Editor: “How cheaply can you do 150mph?” “Five hundred quid,” I said, confidently.
“Well, you’ve got five days,” came the reply. Worse still, my mission wasn’t to find any old lash-up, but a clean and usable car with some tax and test to its name.
My mind started whirring. Before I’d even got to the classifieds, I was mentally shortlisting the likely candidates for the job, like the V8-engined Lexus LS400, a BMW 7-series or numerous turbocharged Saabs and Volvos. A quick bit of research later and the Lexus remained the favourite, although others like the turbocharged 20v Fiat Coupé and Vauxhall Omega V6 had promise.
A methodical trawl of every classified site available eventually dug up two candidates that were nearby and potentially within budget. One, a clean-looking 1996 Lexus LS400, would have been capable of around 155mph when new. It was ready to go and the seller was open to offers, but I was ultimately outbid.
The other, a 154mph Alfa Romeo GTV 3.0-litre V6, had covered an interstellar 221,000 miles and was up for £800. I rang up and told the dealer I’d give him £500 for it, on the basis that I was probably the only person on the planet who would actually buy a GTV with 221,000 miles on the clock. He said something unrepeatable, which closed that particular line of enquiry.
With the deadline rapidly approaching, I started widening the search. Then, there it was: a classified advert for a 1995 Jaguar XJ Sport, with the smooth and durable 4.0-litre ‘AJ16’ straight six. When it was factory fresh the XJ would have been capable of clocking 143mph, but I convinced myself that Jaguar had probably downplayed its top-end performance in order to create a bigger differentiation between it and the 155mph supercharged XJR.
The XJ's engine also benefitted from a timing chain, rather than a belt. So many cars on my list used cambelts, which were all no doubt long past their recommended servicing intervals. I dreaded the thought of hearing a distant 'snap' and the subsequent terminal chatter of valves being introduced to pistons at a vast rate of knots.
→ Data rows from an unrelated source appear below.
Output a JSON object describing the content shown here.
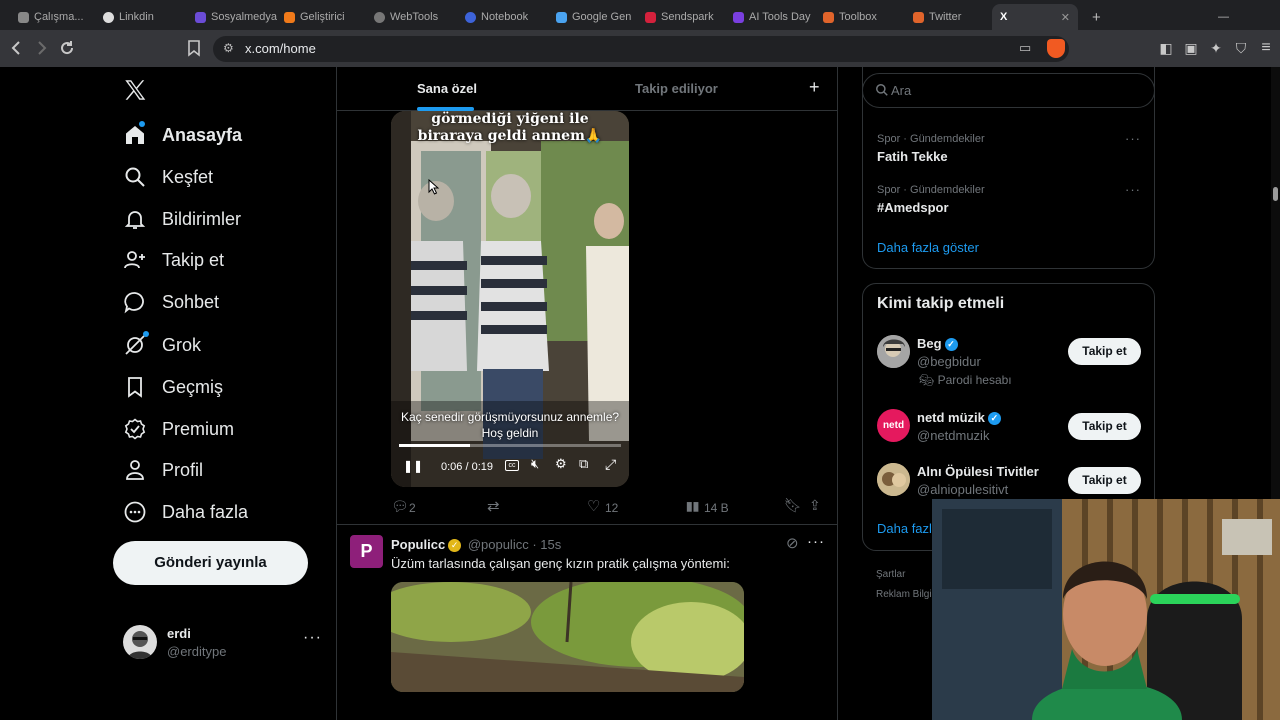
{
  "browser": {
    "url": "x.com/home",
    "tabs": [
      "Çalışma...",
      "Linkdin",
      "Sosyalmedya",
      "Geliştirici",
      "WebTools",
      "Notebook",
      "Google Gen",
      "Sendspark",
      "AI Tools Day",
      "Toolbox",
      "Twitter",
      "X"
    ]
  },
  "colors": {
    "accent": "#1d9bf0",
    "background": "#000000",
    "border": "#2f3336",
    "muted": "#71767b"
  },
  "sidebar": {
    "logo": "X",
    "items": [
      {
        "label": "Anasayfa",
        "icon": "home-icon"
      },
      {
        "label": "Keşfet",
        "icon": "search-icon"
      },
      {
        "label": "Bildirimler",
        "icon": "bell-icon"
      },
      {
        "label": "Takip et",
        "icon": "follow-icon"
      },
      {
        "label": "Sohbet",
        "icon": "chat-icon"
      },
      {
        "label": "Grok",
        "icon": "grok-icon"
      },
      {
        "label": "Geçmiş",
        "icon": "bookmark-icon"
      },
      {
        "label": "Premium",
        "icon": "premium-icon"
      },
      {
        "label": "Profil",
        "icon": "profile-icon"
      },
      {
        "label": "Daha fazla",
        "icon": "more-circle-icon"
      }
    ],
    "post_button": "Gönderi yayınla",
    "account": {
      "name": "erdi",
      "handle": "@erditype"
    }
  },
  "feed": {
    "tabs": [
      {
        "label": "Sana özel",
        "active": true
      },
      {
        "label": "Takip ediliyor",
        "active": false
      }
    ],
    "video_tweet": {
      "overlay_caption": "görmediği yiğeni ile biraraya geldi annem🙏",
      "subtitle": "Kaç senedir görüşmüyorsunuz annemle? Hoş geldin",
      "time": "0:06 / 0:19",
      "progress": 0.32,
      "replies": "2",
      "likes": "12",
      "views": "14 B"
    },
    "tweet2": {
      "name": "Populicc",
      "handle": "@populicc",
      "time": "15s",
      "text": "Üzüm tarlasında çalışan genç kızın pratik çalışma yöntemi:"
    }
  },
  "right": {
    "search_placeholder": "Ara",
    "trends": [
      {
        "category": "Spor · Gündemdekiler",
        "topic": "Fatih Tekke"
      },
      {
        "category": "Spor · Gündemdekiler",
        "topic": "#Amedspor"
      }
    ],
    "show_more": "Daha fazla göster",
    "who_to_follow_title": "Kimi takip etmeli",
    "suggestions": [
      {
        "name": "Beg",
        "handle": "@begbidur",
        "note": "Parodi hesabı",
        "button": "Takip et"
      },
      {
        "name": "netd müzik",
        "handle": "@netdmuzik",
        "button": "Takip et"
      },
      {
        "name": "Alnı Öpülesi Tivitler",
        "handle": "@alniopulesitivt",
        "button": "Takip et"
      }
    ],
    "show_more_2": "Daha fazla",
    "footer": [
      "Şartlar",
      "Reklam Bilgileri"
    ]
  }
}
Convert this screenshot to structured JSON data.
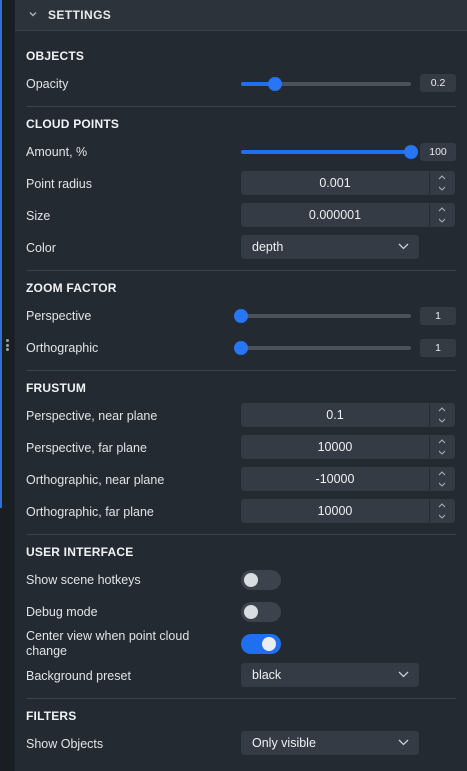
{
  "panel": {
    "title": "SETTINGS"
  },
  "objects": {
    "title": "OBJECTS",
    "opacity": {
      "label": "Opacity",
      "value": "0.2",
      "fraction": 0.2
    }
  },
  "cloud_points": {
    "title": "CLOUD POINTS",
    "amount": {
      "label": "Amount, %",
      "value": "100",
      "fraction": 1.0
    },
    "point_radius": {
      "label": "Point radius",
      "value": "0.001"
    },
    "size": {
      "label": "Size",
      "value": "0.000001"
    },
    "color": {
      "label": "Color",
      "value": "depth"
    }
  },
  "zoom_factor": {
    "title": "ZOOM FACTOR",
    "perspective": {
      "label": "Perspective",
      "value": "1",
      "fraction": 0.0
    },
    "orthographic": {
      "label": "Orthographic",
      "value": "1",
      "fraction": 0.0
    }
  },
  "frustum": {
    "title": "FRUSTUM",
    "persp_near": {
      "label": "Perspective, near plane",
      "value": "0.1"
    },
    "persp_far": {
      "label": "Perspective, far plane",
      "value": "10000"
    },
    "ortho_near": {
      "label": "Orthographic, near plane",
      "value": "-10000"
    },
    "ortho_far": {
      "label": "Orthographic, far plane",
      "value": "10000"
    }
  },
  "user_interface": {
    "title": "USER INTERFACE",
    "show_hotkeys": {
      "label": "Show scene hotkeys",
      "on": false
    },
    "debug_mode": {
      "label": "Debug mode",
      "on": false
    },
    "center_view": {
      "label_line1": "Center view when point cloud",
      "label_line2": "change",
      "on": true
    },
    "background_preset": {
      "label": "Background preset",
      "value": "black"
    }
  },
  "filters": {
    "title": "FILTERS",
    "show_objects": {
      "label": "Show Objects",
      "value": "Only visible"
    }
  },
  "colors": {
    "accent": "#1f6ff0",
    "panel_bg": "#242a31",
    "control_bg": "#343b44"
  }
}
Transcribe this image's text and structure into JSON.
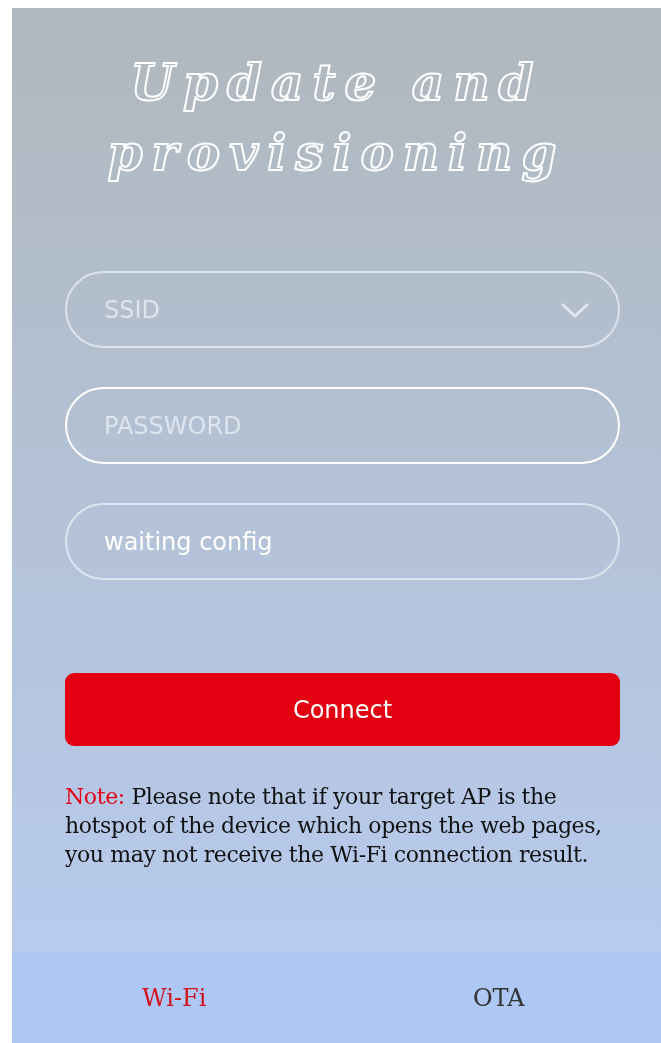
{
  "title": "Update and provisioning",
  "fields": [
    {
      "kind": "select",
      "placeholder": "SSID",
      "focused": false
    },
    {
      "kind": "password",
      "placeholder": "PASSWORD",
      "focused": true
    },
    {
      "kind": "text",
      "value": "waiting config",
      "focused": false
    }
  ],
  "button": {
    "label": "Connect"
  },
  "note": {
    "label": "Note:",
    "text": "Please note that if your target AP is the hotspot of the device which opens the web pages, you may not receive the Wi-Fi connection result."
  },
  "tabs": [
    {
      "label": "Wi-Fi",
      "selected": true
    },
    {
      "label": "OTA",
      "selected": false
    }
  ]
}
A quick bit of bistromathematics suggested that the Jaguar was theoretically geared – on its current wheel and tyre combination – to do over 160mph. I just hoped the XJ wasn’t a tachophobic. It was advertised for £575, but I figured the seller would probably take £500 cash for it and put in a call.
Two days and a holding deposit later, the XJ proved to be much as expected: a well used 18-year-old example with some minor dents, light corrosion, missing bits of trim and a tired driver’s seat. Everything important worked, though, and the car was very solid overall. Four decent matching tyres also made me feel a little more confident. A quick test drive revealed it to be delectably wafty, so, with the negotiations completed, it was mine.